Ölü maddelerin hayata kavuşmaları yeni bir sıfata bürünmeleri demektir. Bu sıfat da hâdistir yani sonradan olmuştur, o maddeler de… O canlının daha sonra ölümü tatmakla ortadan kaybolması da gösteriyor ki, o canlının kendisi gibi onu meydana getiren madde de fânidir. Hâdis ve fani olan ise ezelî olamaz.

Ölü yumurtadan canlı civcivin çıkması, ondan da ölü yumurtanın çıkması gibi, ölü kâinattan insanın yaratılması, insanın da öldüğünde bedeninin yine elementlere dönüşmesi bunun sadece iki örneğidir. Böyle sonsuz denecek kadar çok misâl ispat ediyorlar ki, varlıklar hâdis ve fâni oldukları gibi, onları meydana getiren maddeler de hâdis ve fânidirler. Her şey Allah’ın ezelî kudretiyle yaratılmakta ve ölümleriyle de yine O’nun ilminde varlıklarını devam ettirmektedirler.

Zaten, ruhlar ibka ile yani Allah’ın baki kılmasıyla yokluğa hiç uğramazlar. Yok olanlar, daha doğrusu bu dünya sayfasından silinenler cisimlerdir, maddî varlıklardır.

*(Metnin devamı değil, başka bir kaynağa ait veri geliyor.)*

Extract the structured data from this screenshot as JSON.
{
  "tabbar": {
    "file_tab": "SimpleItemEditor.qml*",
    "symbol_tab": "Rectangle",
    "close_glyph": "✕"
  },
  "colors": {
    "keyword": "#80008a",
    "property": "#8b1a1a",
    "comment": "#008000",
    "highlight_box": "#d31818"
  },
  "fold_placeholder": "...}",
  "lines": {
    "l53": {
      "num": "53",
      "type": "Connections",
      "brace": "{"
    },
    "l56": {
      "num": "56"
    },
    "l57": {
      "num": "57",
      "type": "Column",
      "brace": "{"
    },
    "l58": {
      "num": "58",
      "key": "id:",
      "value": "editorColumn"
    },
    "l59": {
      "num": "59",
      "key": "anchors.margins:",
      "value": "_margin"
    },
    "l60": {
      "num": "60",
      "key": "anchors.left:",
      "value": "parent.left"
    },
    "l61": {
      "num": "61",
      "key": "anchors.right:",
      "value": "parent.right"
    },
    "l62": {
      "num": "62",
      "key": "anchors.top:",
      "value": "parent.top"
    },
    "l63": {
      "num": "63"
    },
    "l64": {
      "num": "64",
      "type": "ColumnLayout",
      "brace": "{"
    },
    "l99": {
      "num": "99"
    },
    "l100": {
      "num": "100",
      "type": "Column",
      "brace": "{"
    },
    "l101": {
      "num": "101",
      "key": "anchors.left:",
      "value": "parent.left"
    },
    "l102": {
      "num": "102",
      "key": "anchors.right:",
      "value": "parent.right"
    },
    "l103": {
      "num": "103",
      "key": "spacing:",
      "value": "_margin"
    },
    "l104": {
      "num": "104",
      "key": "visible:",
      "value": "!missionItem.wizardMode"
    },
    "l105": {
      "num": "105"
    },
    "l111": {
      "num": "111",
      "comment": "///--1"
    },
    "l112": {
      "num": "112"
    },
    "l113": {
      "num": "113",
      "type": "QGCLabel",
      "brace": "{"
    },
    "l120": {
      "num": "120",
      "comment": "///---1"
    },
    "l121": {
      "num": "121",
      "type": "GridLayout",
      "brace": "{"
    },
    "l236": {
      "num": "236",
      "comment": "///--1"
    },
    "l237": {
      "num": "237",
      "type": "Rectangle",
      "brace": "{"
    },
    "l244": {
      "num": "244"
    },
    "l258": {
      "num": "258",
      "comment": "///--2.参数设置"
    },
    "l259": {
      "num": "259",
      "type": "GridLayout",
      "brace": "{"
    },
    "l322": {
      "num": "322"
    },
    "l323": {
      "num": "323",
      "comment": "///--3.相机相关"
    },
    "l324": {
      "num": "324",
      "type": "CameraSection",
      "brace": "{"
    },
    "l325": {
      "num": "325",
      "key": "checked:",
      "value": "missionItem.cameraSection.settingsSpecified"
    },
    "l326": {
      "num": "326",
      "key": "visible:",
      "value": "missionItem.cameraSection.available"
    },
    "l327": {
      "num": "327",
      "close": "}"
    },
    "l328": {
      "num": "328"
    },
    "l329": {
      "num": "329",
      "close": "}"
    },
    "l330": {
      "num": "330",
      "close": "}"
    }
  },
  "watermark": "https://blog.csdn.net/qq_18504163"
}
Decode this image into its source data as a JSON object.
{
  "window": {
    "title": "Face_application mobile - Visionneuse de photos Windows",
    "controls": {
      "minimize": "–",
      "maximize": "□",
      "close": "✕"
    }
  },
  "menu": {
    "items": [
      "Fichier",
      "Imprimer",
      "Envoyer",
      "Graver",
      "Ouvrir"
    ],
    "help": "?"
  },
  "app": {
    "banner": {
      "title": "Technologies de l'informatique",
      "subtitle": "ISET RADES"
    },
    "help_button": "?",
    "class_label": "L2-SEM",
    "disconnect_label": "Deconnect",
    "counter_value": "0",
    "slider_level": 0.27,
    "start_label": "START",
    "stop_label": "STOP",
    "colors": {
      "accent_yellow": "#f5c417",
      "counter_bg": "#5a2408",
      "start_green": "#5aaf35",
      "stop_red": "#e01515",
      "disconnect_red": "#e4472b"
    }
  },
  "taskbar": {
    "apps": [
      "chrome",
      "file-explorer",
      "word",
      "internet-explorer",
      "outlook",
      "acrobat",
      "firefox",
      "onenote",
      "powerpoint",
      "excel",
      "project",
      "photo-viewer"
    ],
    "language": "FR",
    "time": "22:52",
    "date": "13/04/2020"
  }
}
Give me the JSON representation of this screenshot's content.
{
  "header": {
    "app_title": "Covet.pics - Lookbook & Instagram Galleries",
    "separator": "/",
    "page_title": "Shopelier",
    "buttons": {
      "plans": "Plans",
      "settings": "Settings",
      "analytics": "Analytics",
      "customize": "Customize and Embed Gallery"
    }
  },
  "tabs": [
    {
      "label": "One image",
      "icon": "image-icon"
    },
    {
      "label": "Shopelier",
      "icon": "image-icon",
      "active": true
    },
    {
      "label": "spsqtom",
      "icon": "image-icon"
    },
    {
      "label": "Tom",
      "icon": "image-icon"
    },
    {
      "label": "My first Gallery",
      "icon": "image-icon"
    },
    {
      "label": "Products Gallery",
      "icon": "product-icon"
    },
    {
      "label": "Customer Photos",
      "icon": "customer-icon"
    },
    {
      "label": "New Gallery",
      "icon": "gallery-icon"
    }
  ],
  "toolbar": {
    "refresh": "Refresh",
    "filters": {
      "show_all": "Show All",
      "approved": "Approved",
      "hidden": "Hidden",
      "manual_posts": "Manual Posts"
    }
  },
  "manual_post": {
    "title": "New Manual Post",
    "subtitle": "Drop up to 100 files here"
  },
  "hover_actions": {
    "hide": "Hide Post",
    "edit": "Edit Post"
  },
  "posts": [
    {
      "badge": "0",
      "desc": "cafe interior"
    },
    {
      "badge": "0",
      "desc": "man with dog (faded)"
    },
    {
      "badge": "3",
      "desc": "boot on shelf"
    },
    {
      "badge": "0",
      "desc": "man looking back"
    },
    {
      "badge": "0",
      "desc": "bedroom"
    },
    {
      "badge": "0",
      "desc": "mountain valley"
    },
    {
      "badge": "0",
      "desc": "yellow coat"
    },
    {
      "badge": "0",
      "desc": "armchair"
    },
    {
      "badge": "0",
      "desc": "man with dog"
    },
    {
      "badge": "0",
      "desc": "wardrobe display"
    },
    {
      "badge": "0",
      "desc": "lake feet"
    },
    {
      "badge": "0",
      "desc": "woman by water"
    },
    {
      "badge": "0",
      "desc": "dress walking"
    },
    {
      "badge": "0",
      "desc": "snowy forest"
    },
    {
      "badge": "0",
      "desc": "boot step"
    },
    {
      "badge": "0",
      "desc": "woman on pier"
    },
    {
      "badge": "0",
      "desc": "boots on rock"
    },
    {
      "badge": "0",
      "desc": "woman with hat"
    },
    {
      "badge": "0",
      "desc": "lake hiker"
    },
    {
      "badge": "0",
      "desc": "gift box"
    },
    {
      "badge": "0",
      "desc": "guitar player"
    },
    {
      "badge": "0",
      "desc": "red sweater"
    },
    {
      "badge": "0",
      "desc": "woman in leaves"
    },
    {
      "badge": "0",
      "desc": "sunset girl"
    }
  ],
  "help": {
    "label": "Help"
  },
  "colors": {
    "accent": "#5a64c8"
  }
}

“Var olan yok olmaz, yok olan var olmaz.” sözünü materyalizm namına söyleyenlerin aldandıkları çok önemli bir nokta da yaratılışı sadece madde eksenli düşünmeleridir.

Gördüğümüz eşyanın yaratılmaları maddenin terkibiyle, terbiye görerek halden hale geçmesiyle gerçekleşiyor. Bu tarz yaratmaya ‘inşa’ deniliyor. Kâinat altı devrede inşa edilerek bu hali aldığı gibi, çekirdekler, yumurtalar, nutfeler de yine inşa yoluyla ağaç oluyor, kuş oluyor, insan oluyorlar.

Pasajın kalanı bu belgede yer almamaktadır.